Footprint Estimation over Rough Urban Surfaces (FERUS)

When measuring concentrations or turbulent fluxes of atmospheric pollutants (but also water vapor or even heat) it is most often of crucial interest which portion of the upwind surface area has contributed to what degree to this measurement. This upwind surface influence area is called footprint and depends on the measurement site (e.g., measurement height, nearby surface characteristics) and the atmospheric state (stability). Footprints (the area) and the footprint function, i.e. the relative strength of the contribution from any location within the footprint, are determined using methods of atmospheric pollutant dispersion modeling. Despite the apparent need for pollutant source appointment in urban areas, there is no footprint model available that specifically would take into account the dispersion characteristics in the urban atmosphere. The present project aims at changing this. Turbulence, and hence dispersion characteristics in the lowest tens to hundreds of meters over an urban surface are strongly influenced by the presence of buildings (i.e., solid roughness elements) and other structures, their spatial distribution, density and height. Knowledge on this turbulence structure near urban surfaces and from urban pollutant dispersion modeling will be used for the development of an urban footprint model. The model will be tested (validated) using urban tracer release experiments (there are not so many) and recent measurements on the roof of the university building of the applicant. A sensitivity analysis on the input parameters to the model will furthermore be performed in order to detect the most influential among them. The urban footprint model will finally be generalized to other rough surfaces, i.e. other surfaces covered with tall roughness elements such as trees (forested surfaces).

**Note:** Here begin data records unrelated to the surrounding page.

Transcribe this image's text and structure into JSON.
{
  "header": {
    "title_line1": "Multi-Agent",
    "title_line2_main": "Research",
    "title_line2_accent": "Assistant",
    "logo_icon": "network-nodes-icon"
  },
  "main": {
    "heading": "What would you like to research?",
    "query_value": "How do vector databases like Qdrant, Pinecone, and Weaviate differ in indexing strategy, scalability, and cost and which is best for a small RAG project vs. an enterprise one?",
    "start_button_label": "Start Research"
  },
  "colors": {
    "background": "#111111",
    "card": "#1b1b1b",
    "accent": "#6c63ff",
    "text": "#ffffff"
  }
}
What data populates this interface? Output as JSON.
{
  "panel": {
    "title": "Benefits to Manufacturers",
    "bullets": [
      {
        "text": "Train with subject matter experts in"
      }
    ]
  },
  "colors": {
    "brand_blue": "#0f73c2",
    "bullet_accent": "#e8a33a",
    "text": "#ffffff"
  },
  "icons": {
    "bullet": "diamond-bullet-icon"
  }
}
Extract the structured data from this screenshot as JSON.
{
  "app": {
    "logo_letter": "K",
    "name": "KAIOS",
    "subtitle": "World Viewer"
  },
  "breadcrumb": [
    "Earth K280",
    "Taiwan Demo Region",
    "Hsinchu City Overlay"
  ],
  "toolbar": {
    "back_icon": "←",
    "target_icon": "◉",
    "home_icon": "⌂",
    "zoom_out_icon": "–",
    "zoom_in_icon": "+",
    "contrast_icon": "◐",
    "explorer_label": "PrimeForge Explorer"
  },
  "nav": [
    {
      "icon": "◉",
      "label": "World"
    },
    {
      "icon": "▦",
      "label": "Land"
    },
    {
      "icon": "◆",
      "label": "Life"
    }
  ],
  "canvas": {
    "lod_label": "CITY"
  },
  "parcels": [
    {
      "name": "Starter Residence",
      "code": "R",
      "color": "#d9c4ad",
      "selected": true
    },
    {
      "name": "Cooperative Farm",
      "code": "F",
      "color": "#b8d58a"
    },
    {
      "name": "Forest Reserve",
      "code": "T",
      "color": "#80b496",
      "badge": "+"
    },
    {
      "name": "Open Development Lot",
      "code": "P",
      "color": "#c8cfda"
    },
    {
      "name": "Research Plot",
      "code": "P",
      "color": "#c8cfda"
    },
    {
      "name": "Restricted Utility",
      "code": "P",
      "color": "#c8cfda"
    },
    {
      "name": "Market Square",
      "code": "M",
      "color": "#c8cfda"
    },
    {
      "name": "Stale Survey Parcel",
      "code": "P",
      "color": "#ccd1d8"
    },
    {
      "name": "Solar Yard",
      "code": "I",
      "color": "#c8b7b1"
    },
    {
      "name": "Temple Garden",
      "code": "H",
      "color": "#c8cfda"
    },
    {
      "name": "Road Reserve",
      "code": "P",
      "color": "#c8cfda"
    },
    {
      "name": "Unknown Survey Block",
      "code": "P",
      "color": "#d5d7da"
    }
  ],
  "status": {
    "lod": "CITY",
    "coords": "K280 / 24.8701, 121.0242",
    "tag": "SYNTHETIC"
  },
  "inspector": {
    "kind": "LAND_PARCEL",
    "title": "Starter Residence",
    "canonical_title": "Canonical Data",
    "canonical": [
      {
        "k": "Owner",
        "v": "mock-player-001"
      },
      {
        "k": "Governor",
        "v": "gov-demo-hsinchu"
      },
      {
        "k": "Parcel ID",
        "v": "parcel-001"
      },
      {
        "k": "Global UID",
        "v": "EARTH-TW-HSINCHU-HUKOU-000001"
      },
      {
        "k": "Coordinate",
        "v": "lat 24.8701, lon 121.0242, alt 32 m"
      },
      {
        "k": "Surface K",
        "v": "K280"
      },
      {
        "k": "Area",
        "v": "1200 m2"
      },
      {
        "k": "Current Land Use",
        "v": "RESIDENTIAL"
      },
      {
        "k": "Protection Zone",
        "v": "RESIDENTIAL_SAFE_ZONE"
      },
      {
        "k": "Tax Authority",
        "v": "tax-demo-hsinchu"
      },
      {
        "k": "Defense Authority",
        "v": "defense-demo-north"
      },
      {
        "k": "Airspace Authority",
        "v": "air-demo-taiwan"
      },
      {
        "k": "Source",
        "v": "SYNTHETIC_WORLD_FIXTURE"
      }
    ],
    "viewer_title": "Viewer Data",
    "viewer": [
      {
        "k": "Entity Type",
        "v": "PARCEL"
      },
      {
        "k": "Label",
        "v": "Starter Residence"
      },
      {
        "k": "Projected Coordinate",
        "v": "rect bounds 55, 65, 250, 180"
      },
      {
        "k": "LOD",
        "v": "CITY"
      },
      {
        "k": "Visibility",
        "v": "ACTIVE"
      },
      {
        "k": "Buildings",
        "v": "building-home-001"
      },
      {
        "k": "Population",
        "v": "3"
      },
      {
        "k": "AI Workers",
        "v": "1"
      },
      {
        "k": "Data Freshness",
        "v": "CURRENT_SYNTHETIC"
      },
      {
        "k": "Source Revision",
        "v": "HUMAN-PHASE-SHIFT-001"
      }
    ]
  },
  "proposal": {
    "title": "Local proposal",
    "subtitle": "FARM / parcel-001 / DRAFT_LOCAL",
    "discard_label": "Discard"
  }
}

In urban areas there is, on the on hand, the problem that we have many different pollutant sources, and consequently often high pollutant concentrations. On the other hand, pollutant dispersion models have to make a number of assumptions which are not fulfilled - particularly in urban environments. This leads to the situation that we need footprint modeling (source attribution for a measurement location - for example if there are exceptionally high concentrations we need to know 'where they come from') in an environment most, where the tools are least appropriate. This project therefore aims at designing an urban footprint model, which uses alternative approaches in case of the above-mentioned assumptions and is thoroughly tested based on available data from full-scale and (physical) modeling results.